Der homosexuelle Mann... Von Elmar Kraushaar

... darf wieder hoffen. Nach all den bahnbrechenden Trends und Innovationen der vergangenen 30 Jahre – wie Christopher Street Day, fist fucking, The Village People, drag queens, queer und gender studies – kommt erneute Hilfe aus den USA. Die heißt diesmal „Exodos“, „Courage“ oder „Homosexuals Anonymous“, lauter christliche Therapiegruppen, die nur ein Ziel kennen: den Homosexuellen „heilen“, ihn umdrehen oder „umorientieren“. Das Engagement der mehr als 15 religiösen Organisationen wird begleitet von einer Anzeigenkampagne in allen großen Tageszeitungen, mit einer Botschaft: Homosexualität ist eine Sünde, doch Gott reicht allen Sündern die helfende Hand. Die wird in den sogenannten Transformationsgruppen erfahren, ganz behutsam und therapeutisch korrekt. In monatelangem Training werden den schwarzen Schafen jegliche scheinbar homosexuellen Äußerungen und Bewegungen abtrainiert. Die Männer dürfen beim Teetrinken nicht mehr den kleinen Finger abspreizen, beim Sitzen ihre Beine nicht grazil übereinanderschlagen, und für den Kolliergriff – die fünf Finger einer Männerhand werden elegant gespreizt und in hohem Bogen zum imaginären Dékolleté geführt – droht wahrscheinlich das Fegefeuer.
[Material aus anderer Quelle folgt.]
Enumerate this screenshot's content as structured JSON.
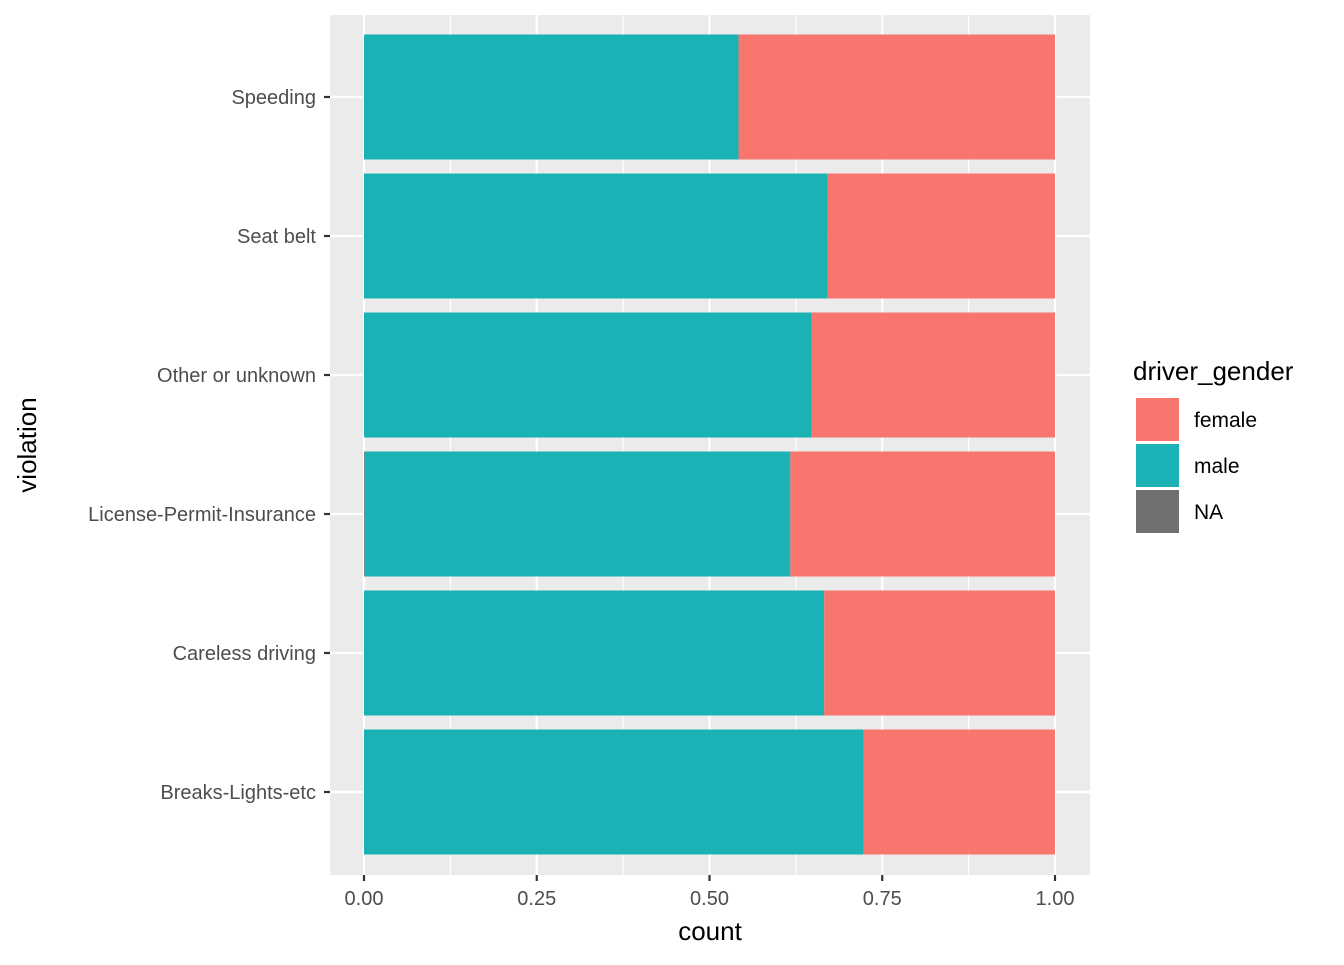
{
  "chart_data": {
    "type": "bar",
    "orientation": "horizontal",
    "stacking": "fill",
    "xlabel": "count",
    "ylabel": "violation",
    "xlim": [
      0,
      1
    ],
    "x_ticks": [
      "0.00",
      "0.25",
      "0.50",
      "0.75",
      "1.00"
    ],
    "x_tick_values": [
      0,
      0.25,
      0.5,
      0.75,
      1.0
    ],
    "grid": true,
    "legend_position": "right",
    "categories": [
      "Speeding",
      "Seat belt",
      "Other or unknown",
      "License-Permit-Insurance",
      "Careless driving",
      "Breaks-Lights-etc"
    ],
    "series": [
      {
        "name": "female",
        "color": "#F8766D",
        "values": [
          0.458,
          0.329,
          0.352,
          0.383,
          0.334,
          0.277
        ]
      },
      {
        "name": "male",
        "color": "#1AB2B5",
        "values": [
          0.542,
          0.671,
          0.648,
          0.616,
          0.666,
          0.723
        ]
      },
      {
        "name": "NA",
        "color": "#707070",
        "values": [
          0.0,
          0.0,
          0.0,
          0.001,
          0.0,
          0.0
        ]
      }
    ],
    "legend": {
      "title": "driver_gender",
      "entries": [
        "female",
        "male",
        "NA"
      ]
    },
    "colors": {
      "panel_background": "#EBEBEB",
      "grid_line": "#FFFFFF",
      "tick_mark": "#333333",
      "female": "#F8766D",
      "male": "#1AB2B5",
      "na": "#707070"
    }
  }
}
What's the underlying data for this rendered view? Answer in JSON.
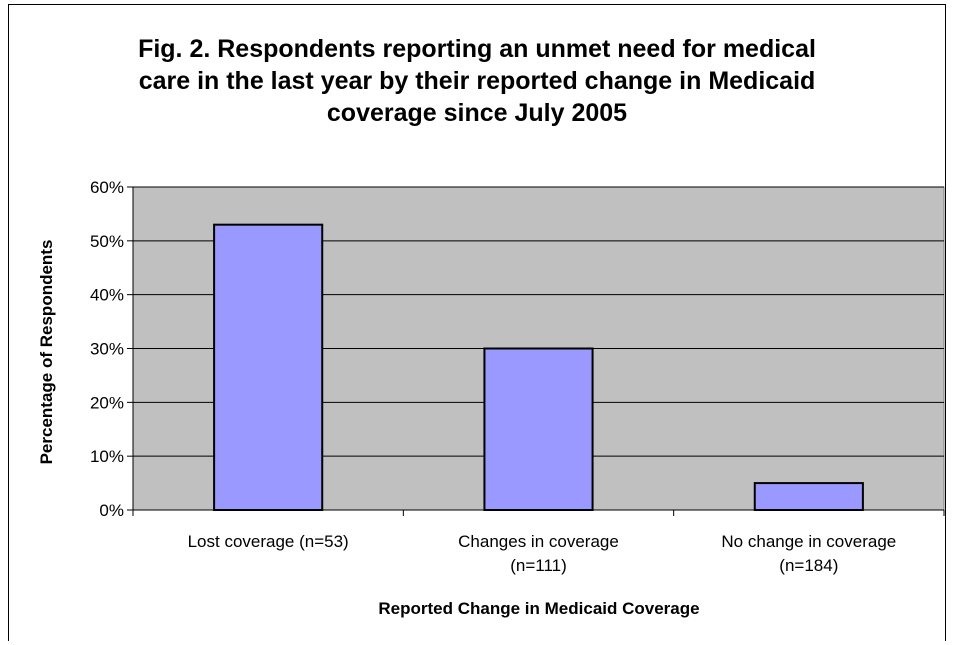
{
  "chart_data": {
    "type": "bar",
    "title_lines": [
      "Fig. 2. Respondents reporting an unmet need for medical",
      "care in the last year by their reported change in Medicaid",
      "coverage since July 2005"
    ],
    "xlabel": "Reported Change in Medicaid Coverage",
    "ylabel": "Percentage of Respondents",
    "categories": [
      [
        "Lost coverage (n=53)"
      ],
      [
        "Changes in coverage",
        "(n=111)"
      ],
      [
        "No change in coverage",
        "(n=184)"
      ]
    ],
    "values": [
      53,
      30,
      5
    ],
    "ylim": [
      0,
      60
    ],
    "yticks": [
      0,
      10,
      20,
      30,
      40,
      50,
      60
    ],
    "ytick_labels": [
      "0%",
      "10%",
      "20%",
      "30%",
      "40%",
      "50%",
      "60%"
    ],
    "grid": true,
    "colors": {
      "bar": "#9999ff",
      "plot_bg": "#c0c0c0",
      "bar_edge": "#000000",
      "grid": "#000000"
    }
  }
}
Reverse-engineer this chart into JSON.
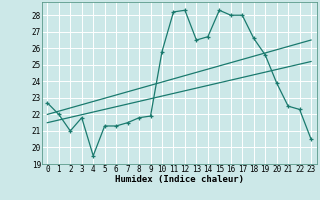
{
  "xlabel": "Humidex (Indice chaleur)",
  "bg_color": "#cce8e8",
  "grid_color": "#ffffff",
  "line_color": "#1a7a6e",
  "xlim": [
    -0.5,
    23.5
  ],
  "ylim": [
    19,
    28.8
  ],
  "xticks": [
    0,
    1,
    2,
    3,
    4,
    5,
    6,
    7,
    8,
    9,
    10,
    11,
    12,
    13,
    14,
    15,
    16,
    17,
    18,
    19,
    20,
    21,
    22,
    23
  ],
  "yticks": [
    19,
    20,
    21,
    22,
    23,
    24,
    25,
    26,
    27,
    28
  ],
  "line1_x": [
    0,
    1,
    2,
    3,
    4,
    5,
    6,
    7,
    8,
    9,
    10,
    11,
    12,
    13,
    14,
    15,
    16,
    17,
    18,
    19,
    20,
    21,
    22,
    23
  ],
  "line1_y": [
    22.7,
    22.0,
    21.0,
    21.8,
    19.5,
    21.3,
    21.3,
    21.5,
    21.8,
    21.9,
    25.8,
    28.2,
    28.3,
    26.5,
    26.7,
    28.3,
    28.0,
    28.0,
    26.6,
    25.6,
    23.9,
    22.5,
    22.3,
    20.5
  ],
  "line2_x": [
    0,
    23
  ],
  "line2_y": [
    22.0,
    26.5
  ],
  "line3_x": [
    0,
    23
  ],
  "line3_y": [
    21.5,
    25.2
  ],
  "font_name": "monospace",
  "axis_fontsize": 6.5,
  "tick_fontsize": 5.5
}
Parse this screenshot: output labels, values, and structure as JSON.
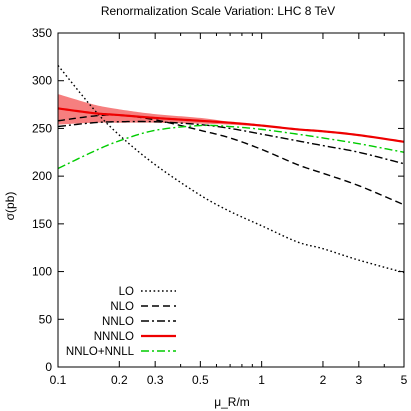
{
  "chart_data": {
    "type": "line",
    "title": "Renormalization Scale Variation: LHC 8 TeV",
    "xlabel": "μ_R/m",
    "ylabel": "σ(pb)",
    "xscale": "log",
    "xlim": [
      0.1,
      5
    ],
    "ylim": [
      0,
      350
    ],
    "grid": false,
    "legend_position": "bottom-left",
    "x_ticks": [
      {
        "value": 0.1,
        "label": "0.1"
      },
      {
        "value": 0.2,
        "label": "0.2"
      },
      {
        "value": 0.3,
        "label": "0.3"
      },
      {
        "value": 0.5,
        "label": "0.5"
      },
      {
        "value": 1,
        "label": "1"
      },
      {
        "value": 2,
        "label": "2"
      },
      {
        "value": 3,
        "label": "3"
      },
      {
        "value": 5,
        "label": "5"
      }
    ],
    "y_ticks": [
      0,
      50,
      100,
      150,
      200,
      250,
      300,
      350
    ],
    "series": [
      {
        "name": "LO",
        "color": "#000000",
        "dash": "dotted",
        "x": [
          0.1,
          0.15,
          0.2,
          0.3,
          0.5,
          0.7,
          1,
          1.5,
          2,
          3,
          5
        ],
        "y": [
          316,
          270,
          243,
          212,
          180,
          163,
          148,
          131,
          124,
          112,
          99
        ]
      },
      {
        "name": "NLO",
        "color": "#000000",
        "dash": "dashed",
        "x": [
          0.1,
          0.15,
          0.2,
          0.3,
          0.5,
          0.7,
          1,
          1.5,
          2,
          3,
          5
        ],
        "y": [
          258,
          263,
          264,
          259,
          248,
          240,
          228,
          212,
          203,
          190,
          170
        ]
      },
      {
        "name": "NNLO",
        "color": "#000000",
        "dash": "dashdot",
        "x": [
          0.1,
          0.15,
          0.2,
          0.3,
          0.5,
          0.7,
          1,
          1.5,
          2,
          3,
          5
        ],
        "y": [
          252,
          256,
          257,
          257,
          254,
          250,
          244,
          237,
          232,
          225,
          213
        ]
      },
      {
        "name": "NNNLO",
        "color": "#ee0000",
        "dash": "solid",
        "x": [
          0.1,
          0.15,
          0.2,
          0.3,
          0.5,
          0.7,
          1,
          1.5,
          2,
          3,
          5
        ],
        "y": [
          271,
          266,
          264,
          261,
          258,
          256,
          253,
          249,
          247,
          243,
          236
        ]
      },
      {
        "name": "NNLO+NNLL",
        "color": "#00cc00",
        "dash": "dashdot",
        "x": [
          0.1,
          0.15,
          0.2,
          0.3,
          0.5,
          0.7,
          1,
          1.5,
          2,
          3,
          5
        ],
        "y": [
          208,
          226,
          237,
          248,
          253,
          252,
          249,
          244,
          240,
          234,
          225
        ]
      }
    ],
    "band": {
      "color": "#ee0000",
      "opacity": 0.5,
      "x": [
        0.1,
        0.15,
        0.2,
        0.3,
        0.5,
        0.7,
        1,
        1.5,
        2,
        3,
        5
      ],
      "upper": [
        286,
        275,
        270,
        265,
        261,
        257,
        254,
        249,
        247,
        243,
        236
      ],
      "lower": [
        254,
        256,
        256,
        256,
        255,
        254,
        252,
        249,
        247,
        243,
        236
      ]
    }
  }
}
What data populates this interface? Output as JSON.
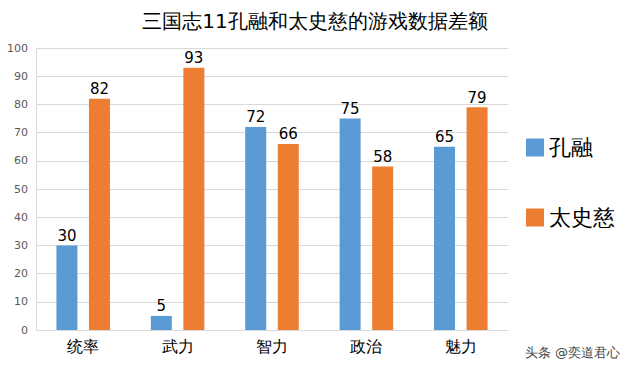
{
  "chart_data": {
    "type": "bar",
    "title": "三国志11孔融和太史慈的游戏数据差额",
    "categories": [
      "统率",
      "武力",
      "智力",
      "政治",
      "魅力"
    ],
    "series": [
      {
        "name": "孔融",
        "color": "#5b9bd5",
        "values": [
          30,
          5,
          72,
          75,
          65
        ]
      },
      {
        "name": "太史慈",
        "color": "#ed7d31",
        "values": [
          82,
          93,
          66,
          58,
          79
        ]
      }
    ],
    "ylim": [
      0,
      100
    ],
    "yticks": [
      0,
      10,
      20,
      30,
      40,
      50,
      60,
      70,
      80,
      90,
      100
    ],
    "grid": true,
    "data_labels": true,
    "legend": "right",
    "annotations": [
      "头条 @奕道君心"
    ]
  }
}
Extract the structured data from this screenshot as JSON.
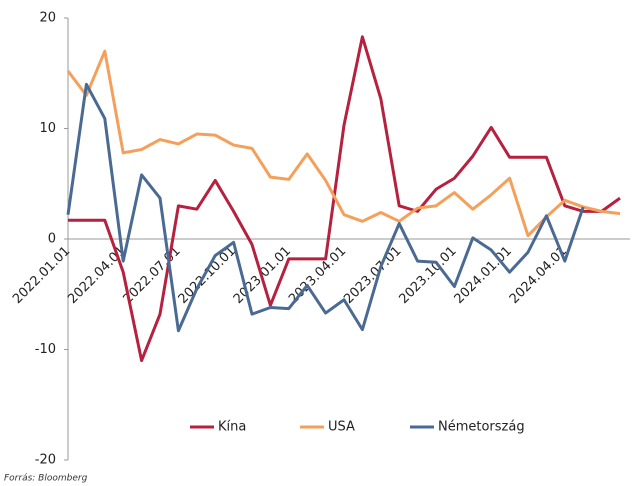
{
  "chart_data": {
    "type": "line",
    "categories": [
      "2022.01.01",
      null,
      null,
      "2022.04.01",
      null,
      null,
      "2022.07.01",
      null,
      null,
      "2022.10.01",
      null,
      null,
      "2023.01.01",
      null,
      null,
      "2023.04.01",
      null,
      null,
      "2023.07.01",
      null,
      null,
      "2023.10.01",
      null,
      null,
      "2024.01.01",
      null,
      null,
      "2024.04.01",
      null,
      null,
      null
    ],
    "series": [
      {
        "name": "Kína",
        "color": "#b5213f",
        "values": [
          1.7,
          1.7,
          1.7,
          -3,
          -11,
          -6.8,
          3,
          2.7,
          5.3,
          2.5,
          -0.5,
          -6,
          -1.8,
          -1.8,
          -1.8,
          10.3,
          18.3,
          12.7,
          3,
          2.5,
          4.5,
          5.5,
          7.5,
          10.1,
          7.4,
          7.4,
          7.4,
          3,
          2.5,
          2.5,
          3.7
        ]
      },
      {
        "name": "USA",
        "color": "#f5a05a",
        "values": [
          15.2,
          13,
          17,
          7.8,
          8.1,
          9,
          8.6,
          9.5,
          9.4,
          8.5,
          8.2,
          5.6,
          5.4,
          7.7,
          5.3,
          2.2,
          1.6,
          2.4,
          1.6,
          2.8,
          3,
          4.2,
          2.7,
          4,
          5.5,
          0.3,
          2,
          3.5,
          2.9,
          2.5,
          2.3
        ]
      },
      {
        "name": "Németország",
        "color": "#4a6a94",
        "values": [
          2.2,
          14,
          10.9,
          -2,
          5.8,
          3.7,
          -8.3,
          -4.5,
          -1.5,
          -0.3,
          -6.8,
          -6.2,
          -6.3,
          -4.2,
          -6.7,
          -5.5,
          -8.2,
          -2.5,
          1.4,
          -2,
          -2.1,
          -4.3,
          0.1,
          -1,
          -3,
          -1.2,
          2.1,
          -2,
          2.9,
          null,
          null
        ]
      }
    ],
    "ylim": [
      -20,
      20
    ],
    "yticks": [
      -20,
      -10,
      0,
      10,
      20
    ],
    "source": "Forrás: Bloomberg"
  }
}
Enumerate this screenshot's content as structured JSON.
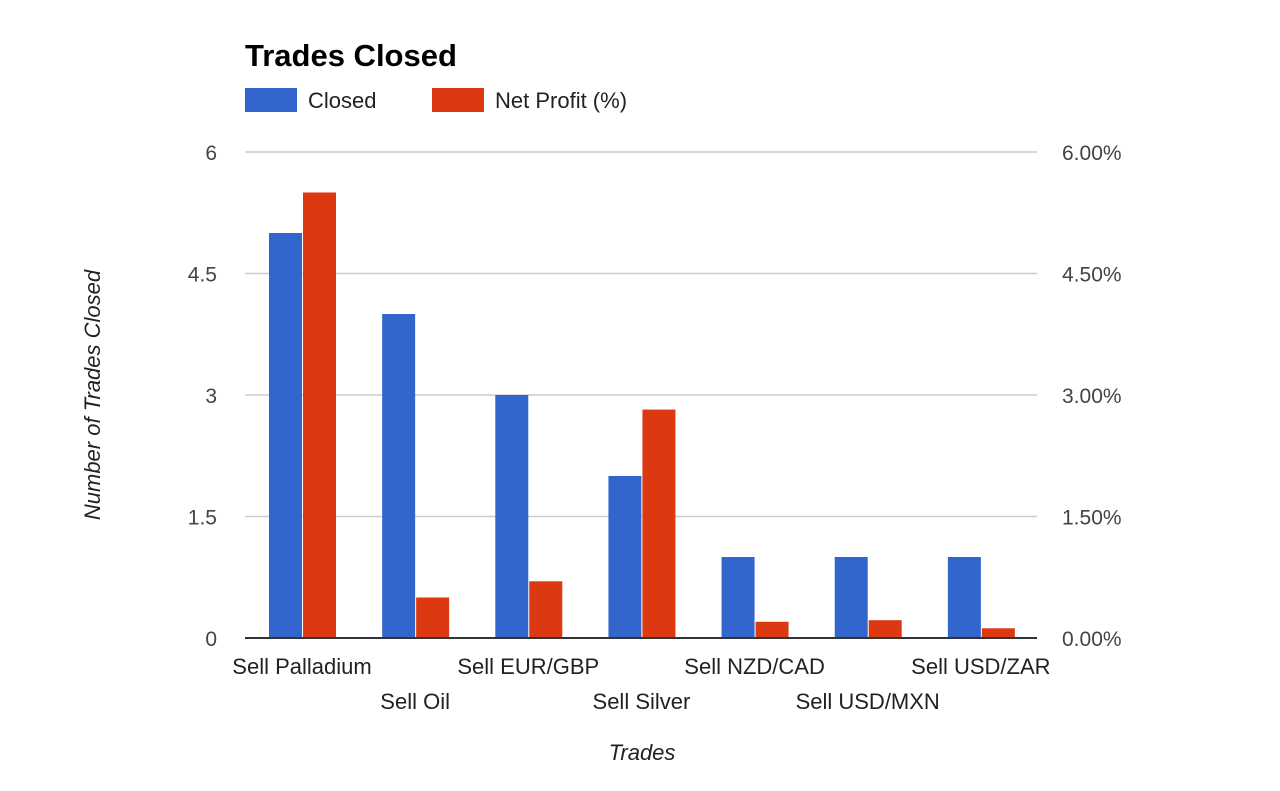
{
  "chart_data": {
    "type": "bar",
    "title": "Trades Closed",
    "xlabel": "Trades",
    "ylabel": "Number of Trades Closed",
    "categories": [
      "Sell Palladium",
      "Sell Oil",
      "Sell EUR/GBP",
      "Sell Silver",
      "Sell NZD/CAD",
      "Sell USD/MXN",
      "Sell USD/ZAR"
    ],
    "series": [
      {
        "name": "Closed",
        "axis": "left",
        "color": "#3366cc",
        "values": [
          5,
          4,
          3,
          2,
          1,
          1,
          1
        ]
      },
      {
        "name": "Net Profit (%)",
        "axis": "right",
        "color": "#dc3912",
        "values": [
          5.5,
          0.5,
          0.7,
          2.82,
          0.2,
          0.22,
          0.12
        ]
      }
    ],
    "ylim": [
      0,
      6
    ],
    "y_ticks": [
      "0",
      "1.5",
      "3",
      "4.5",
      "6"
    ],
    "y2lim": [
      0,
      6
    ],
    "y2_ticks": [
      "0.00%",
      "1.50%",
      "3.00%",
      "4.50%",
      "6.00%"
    ],
    "legend_position": "top-left",
    "grid": true
  }
}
Seit Erfindung der Homosexualität wird mit der Frage nach dem „Woher kommt's?“ immer auch die Frage „Wie kriegt man's wieder weg?“ gestellt. Und viele Männer ließen sich in den letzten 100 Jahren zur Beantwortung der zweiten Frage viel einfallen: Die Nazis probierten es mit Zwangskastrationen und Hormonoperationen, in den 50er und 60er Jahren kamen weitere Hormonexperimente hinzu, außerdem gehirnchirurgische Eingriffe, medikamentöse und psychoanalytische Therapien. Noch in den 70er Jahren wurde in den USA mit Elektroschocks gearbeitet, und der Sexualwissenschaftler Martin Dannecker berichtete 1972 von einem Münchner Psychologen, der seine Opfer mit einer „Ekeltherapie“ zu „heilen“ versuchte. Den Schwulen wurden Dias mit Aktaufnahmen von Männern gezeigt: einmal lecker und attraktiv und dann mit Beulen, Wunden und Ausschlag. Dagegen erscheinen die verhaltenstherapeutischen Spielchen der amerikanischen Christen geradezu fortschrittlich.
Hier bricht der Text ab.